オ・バビロンと、マイヨール美術館。
ボン・マルシェのrue du Bac沿いの出入り口から30メートルもないところに、オ・バビロン(Au Babylone 13, rue de Babylone 75007)というビストロがある。
ここは昼しか開いていない。
中を覗くと、一見、どこかの社員食堂かと思うような、常連客しかいない雰囲気だ。
この店がとても好きだ。
メインにはたいてい、ジャガイモの付け合わせで、仔羊の腿肉のローストだったり、仔牛のローストだったりがスライスして出される。

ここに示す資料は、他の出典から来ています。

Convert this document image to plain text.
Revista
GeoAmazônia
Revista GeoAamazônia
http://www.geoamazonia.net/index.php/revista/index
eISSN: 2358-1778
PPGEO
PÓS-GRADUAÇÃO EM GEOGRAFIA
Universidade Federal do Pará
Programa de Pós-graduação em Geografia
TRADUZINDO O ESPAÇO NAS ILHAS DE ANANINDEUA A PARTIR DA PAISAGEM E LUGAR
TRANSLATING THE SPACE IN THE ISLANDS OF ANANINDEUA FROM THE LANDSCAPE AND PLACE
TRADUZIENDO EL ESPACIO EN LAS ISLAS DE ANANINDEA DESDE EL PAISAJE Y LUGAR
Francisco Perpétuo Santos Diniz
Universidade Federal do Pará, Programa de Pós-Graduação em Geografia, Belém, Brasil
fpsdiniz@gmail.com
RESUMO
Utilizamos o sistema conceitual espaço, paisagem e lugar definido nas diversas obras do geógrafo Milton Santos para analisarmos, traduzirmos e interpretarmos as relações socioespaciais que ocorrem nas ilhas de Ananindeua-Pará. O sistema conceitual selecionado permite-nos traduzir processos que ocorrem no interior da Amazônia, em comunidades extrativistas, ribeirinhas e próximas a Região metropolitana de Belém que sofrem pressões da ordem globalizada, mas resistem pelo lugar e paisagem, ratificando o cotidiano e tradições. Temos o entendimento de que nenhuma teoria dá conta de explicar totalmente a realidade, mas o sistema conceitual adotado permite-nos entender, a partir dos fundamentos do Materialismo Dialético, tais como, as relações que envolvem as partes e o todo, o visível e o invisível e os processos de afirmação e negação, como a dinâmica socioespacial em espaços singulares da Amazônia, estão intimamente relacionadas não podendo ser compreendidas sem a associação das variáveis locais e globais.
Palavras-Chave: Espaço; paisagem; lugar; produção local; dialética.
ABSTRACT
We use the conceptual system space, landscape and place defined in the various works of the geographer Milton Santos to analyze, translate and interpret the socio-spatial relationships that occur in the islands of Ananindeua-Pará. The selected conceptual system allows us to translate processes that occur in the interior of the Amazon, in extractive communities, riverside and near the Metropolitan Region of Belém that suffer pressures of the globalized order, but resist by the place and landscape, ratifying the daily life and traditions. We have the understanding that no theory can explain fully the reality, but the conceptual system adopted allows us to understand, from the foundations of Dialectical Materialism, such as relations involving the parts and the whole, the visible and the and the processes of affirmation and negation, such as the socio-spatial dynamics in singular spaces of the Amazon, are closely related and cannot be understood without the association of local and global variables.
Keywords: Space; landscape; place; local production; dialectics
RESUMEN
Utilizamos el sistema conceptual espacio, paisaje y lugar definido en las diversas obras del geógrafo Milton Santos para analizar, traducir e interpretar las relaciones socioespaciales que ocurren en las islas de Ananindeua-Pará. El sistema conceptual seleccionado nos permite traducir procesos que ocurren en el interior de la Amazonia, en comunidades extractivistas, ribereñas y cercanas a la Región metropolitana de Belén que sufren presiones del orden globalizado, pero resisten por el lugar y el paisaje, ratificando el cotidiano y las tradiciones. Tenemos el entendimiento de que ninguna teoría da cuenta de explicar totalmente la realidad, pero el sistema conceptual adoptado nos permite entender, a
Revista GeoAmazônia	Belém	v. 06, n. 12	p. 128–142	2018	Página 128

その盛り付け加減も、焼き汁がかかっているところも、ホームステイをしていた頃に食べていたごはんを思い出させ、力みのない三姉妹によるサービスと相まって、こちらも一気に余計な力が抜けるのだ。
遅く着いたら、もうメインで残っているのは子鴨かサーロインだけよ、と言われた。
それで、胡椒ソースのかかった小鴨に。
デザートはクラフティにしようとしたら、これももう売り切れてしまっていた。いちばん下の妹が作るクラフティがまさに家庭の味でおいしい。
逃してしまったこの日の具は、ミラベルだった。
マイヨール美術館で9月に始まった企画展のタイトルにルソーの名があったので、行きたいと思っていた。
オ・バビロンからは歩いて5分とかからない。
正規の美術教育を受けず独学で絵を習得した画家たちのことを「素朴派」というそうだ。
アンリ・ルソー以外に知っている画家はいなかったけれど、ルソーは初めてパリへ旅行に来た時にオランジュリー美術館で作品を観てから好きで、今回見た風景画もやはり好きだなぁと思った。
ピカソが最初に買ったという『マダムMのポートレート』とタイトルが付いたルソーの絵も展示されていた。
それを見て、『楽園のカンヴァス』(原田マハ著)をまた読みたくなった。
あれは本当に夢中で読んだ小説だった。
心が掴まれるような絵は特になかったのだけれど、
静物画に描かれている食べ物を見るのはいつでも興味深い。
そうかぁ120年前にもフランスのメロンはいまと同じ形をしていたんだなぁ、とか、ワインのボトルもいまと同じだ、とか、そんなことを思う。
お肉屋さんの様子を描いた絵も、そういう意味でとてもおもしろかった。
セラフィーヌ・ルイという女性画家の花を描いた絵が最後のほうに何枚も展示されていた。
画家自身のうちに抑えきれないエネルギーがそれらの絵に乗せられているような印象だった。
あまりの強さに、なぜだか、逆に切なさを覚えた。